Die Festlegung von verfahrensmäßigen Voraussetzungen für den Erwerb von Leistungsnachweisen hingegen ist der Regelung von staatlichen Studienordnungen vorbehalten, um den Studienerfolg der Studierenden und deren Grundrechte u. a. auch aus Art. 12 Abs. 1 GG in Verbindung mit dem Gleichheitssatz des Art. 3 Abs. 1 GG angemessen zur Geltung zu bringen. Ein Eingriff in die Lehrfreiheit liegt dabei nicht vor; denn über Inhalt und Methode seiner Lehrveranstaltungen kann der Hochschullehrer weiterhin selbst entscheiden (Denninger, a. a. O.). Die Bezeichnung einer Vorlesung und ihre Kennzeichnung im Vorlesungsverzeichnis betrifft daher nicht den internen Wissenschaftsbetrieb an der Hochschule, sondern steht in näherem Zusammenhang mit dem staatlichen Prüfungswesen. Aufgabe des Staates ist es hingegen, mittels der Prüfungsvorschriften die Voraussetzungen festzulegen, die an eine Qualifikation für bestimmte Berufe gestellt werden (BVerwG, Urt. v. 29.01.1965 - BVerwG VII C 147.63 -, BVerwGE 20, 235 [237]). Kommentierte Vorlesungsverzeichnisse sind daher Verlautbarungen der Universität und nicht dazu bestimmt, Lehrmeinungen der an der Universität tätigen Lehrpersonen zu publizieren. Die Hochschullehrer haben daher einen Anspruch auf Aufnahme von ihnen entworfener Erläuterungen oder Kommentare zu den Lehrveranstaltungen nur nach Maßgabe des für eine Beteiligung der Hochschullehrer von der Universität entwickelten Verfahrens (so auch OVG Berlin, Urt. v. 25 10.1979 - III B 6.78 -, nach juris). Nur ein solcher Beteiligungsanspruch im Verfahren lässt sich aus Art. 10 Abs. 3 LVerf-LSA für den Hochschullehrer (ebenso wie aus Art. 5 Abs. 3 GG) herleiten.

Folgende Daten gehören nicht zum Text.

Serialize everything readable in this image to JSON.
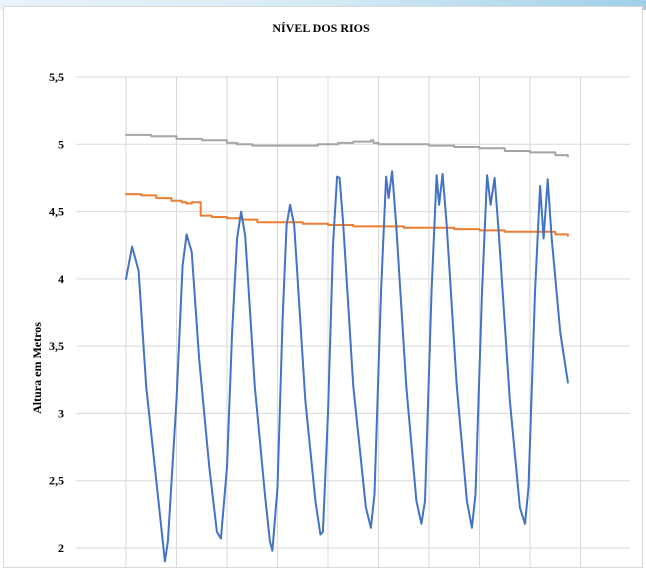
{
  "chart_data": {
    "type": "line",
    "title": "NÍVEL DOS RIOS",
    "xlabel": "",
    "ylabel": "Altura em Metros",
    "ylim": [
      1.9,
      5.5
    ],
    "yticks": [
      "2",
      "2,5",
      "3",
      "3,5",
      "4",
      "4,5",
      "5",
      "5,5"
    ],
    "xlim": [
      0,
      10
    ],
    "grid": true,
    "legend": "none",
    "colors": {
      "gray": "#a5a5a5",
      "orange": "#ed7d31",
      "blue": "#4472c4",
      "grid": "#d9d9d9"
    },
    "series": [
      {
        "color": "#a5a5a5",
        "step": true,
        "points": [
          [
            0,
            5.07
          ],
          [
            0.5,
            5.06
          ],
          [
            1,
            5.04
          ],
          [
            1.5,
            5.03
          ],
          [
            2,
            5.01
          ],
          [
            2.2,
            5.0
          ],
          [
            2.5,
            4.99
          ],
          [
            3,
            4.99
          ],
          [
            3.5,
            4.99
          ],
          [
            3.8,
            5.0
          ],
          [
            4.2,
            5.01
          ],
          [
            4.5,
            5.02
          ],
          [
            4.85,
            5.03
          ],
          [
            4.9,
            5.01
          ],
          [
            5,
            5.0
          ],
          [
            5.5,
            5.0
          ],
          [
            6,
            4.99
          ],
          [
            6.5,
            4.98
          ],
          [
            7,
            4.97
          ],
          [
            7.5,
            4.95
          ],
          [
            8,
            4.94
          ],
          [
            8.5,
            4.92
          ],
          [
            8.75,
            4.91
          ]
        ]
      },
      {
        "color": "#ed7d31",
        "step": true,
        "points": [
          [
            0,
            4.63
          ],
          [
            0.3,
            4.62
          ],
          [
            0.6,
            4.6
          ],
          [
            0.9,
            4.58
          ],
          [
            1.1,
            4.57
          ],
          [
            1.2,
            4.56
          ],
          [
            1.3,
            4.57
          ],
          [
            1.45,
            4.57
          ],
          [
            1.48,
            4.47
          ],
          [
            1.7,
            4.46
          ],
          [
            2,
            4.45
          ],
          [
            2.3,
            4.44
          ],
          [
            2.6,
            4.42
          ],
          [
            3,
            4.42
          ],
          [
            3.5,
            4.41
          ],
          [
            4,
            4.4
          ],
          [
            4.5,
            4.39
          ],
          [
            5,
            4.39
          ],
          [
            5.5,
            4.38
          ],
          [
            6,
            4.38
          ],
          [
            6.5,
            4.37
          ],
          [
            7,
            4.36
          ],
          [
            7.5,
            4.35
          ],
          [
            8,
            4.35
          ],
          [
            8.5,
            4.33
          ],
          [
            8.75,
            4.32
          ]
        ]
      },
      {
        "color": "#4472c4",
        "step": false,
        "points": [
          [
            0,
            4.0
          ],
          [
            0.12,
            4.24
          ],
          [
            0.25,
            4.06
          ],
          [
            0.4,
            3.2
          ],
          [
            0.6,
            2.5
          ],
          [
            0.77,
            1.9
          ],
          [
            0.83,
            2.05
          ],
          [
            1.0,
            3.1
          ],
          [
            1.12,
            4.1
          ],
          [
            1.2,
            4.33
          ],
          [
            1.3,
            4.2
          ],
          [
            1.45,
            3.4
          ],
          [
            1.65,
            2.6
          ],
          [
            1.8,
            2.12
          ],
          [
            1.88,
            2.07
          ],
          [
            2.0,
            2.6
          ],
          [
            2.1,
            3.6
          ],
          [
            2.2,
            4.3
          ],
          [
            2.28,
            4.5
          ],
          [
            2.36,
            4.32
          ],
          [
            2.55,
            3.2
          ],
          [
            2.75,
            2.4
          ],
          [
            2.85,
            2.05
          ],
          [
            2.9,
            1.98
          ],
          [
            3.0,
            2.45
          ],
          [
            3.1,
            3.7
          ],
          [
            3.18,
            4.4
          ],
          [
            3.25,
            4.55
          ],
          [
            3.33,
            4.4
          ],
          [
            3.55,
            3.1
          ],
          [
            3.75,
            2.35
          ],
          [
            3.85,
            2.1
          ],
          [
            3.9,
            2.12
          ],
          [
            4.0,
            3.0
          ],
          [
            4.1,
            4.25
          ],
          [
            4.18,
            4.76
          ],
          [
            4.23,
            4.75
          ],
          [
            4.3,
            4.42
          ],
          [
            4.5,
            3.2
          ],
          [
            4.75,
            2.3
          ],
          [
            4.85,
            2.15
          ],
          [
            4.92,
            2.4
          ],
          [
            5.05,
            3.9
          ],
          [
            5.15,
            4.76
          ],
          [
            5.2,
            4.6
          ],
          [
            5.27,
            4.8
          ],
          [
            5.35,
            4.4
          ],
          [
            5.55,
            3.2
          ],
          [
            5.75,
            2.35
          ],
          [
            5.85,
            2.18
          ],
          [
            5.92,
            2.35
          ],
          [
            6.05,
            3.9
          ],
          [
            6.15,
            4.77
          ],
          [
            6.2,
            4.55
          ],
          [
            6.27,
            4.78
          ],
          [
            6.35,
            4.4
          ],
          [
            6.55,
            3.2
          ],
          [
            6.75,
            2.35
          ],
          [
            6.85,
            2.15
          ],
          [
            6.92,
            2.4
          ],
          [
            7.05,
            3.9
          ],
          [
            7.15,
            4.77
          ],
          [
            7.22,
            4.55
          ],
          [
            7.3,
            4.75
          ],
          [
            7.38,
            4.35
          ],
          [
            7.6,
            3.1
          ],
          [
            7.8,
            2.3
          ],
          [
            7.9,
            2.18
          ],
          [
            7.97,
            2.45
          ],
          [
            8.1,
            3.9
          ],
          [
            8.2,
            4.69
          ],
          [
            8.27,
            4.3
          ],
          [
            8.35,
            4.74
          ],
          [
            8.43,
            4.3
          ],
          [
            8.6,
            3.6
          ],
          [
            8.75,
            3.23
          ]
        ]
      }
    ]
  }
}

Soweit die Antragstellerin geltend macht, bei dem von der Antragsgegnerin gewählten Verfahren nicht ordnungsgemäß beteiligt worden zu sein, führt dies nicht zum Erlass der begehrten einstweiligen Anordnung. Sie hat nämlich nicht darzulegen vermocht, dass sie bei einer ihrer Auffassung nach ordnungsgemäßen Beteiligung einen Anspruch gerade auf die Aufnahme der von ihr gewünschten Zusätze in das kommentierte Vorlesungsverzeichnis des Instituts für Anglistik und Amerikanistik erlangt hätte.

Im Übrigen hätte die Antragstellerin ihre ordnungsgemäße Beteiligung im Rahmen des Beteiligungsverfahrens ggfs. durch Beschreiten des Rechtswegs rechtzeitig vor der Drucklegung des Vorlesungsverzeichnisses durchsetzen können und müssen; schließlich fühlte sie sich bereits seit Januar des Jahres 2003 nicht ordnungsgemäß an der Erstellung des Vorlesungsverzeichnisses beteiligt.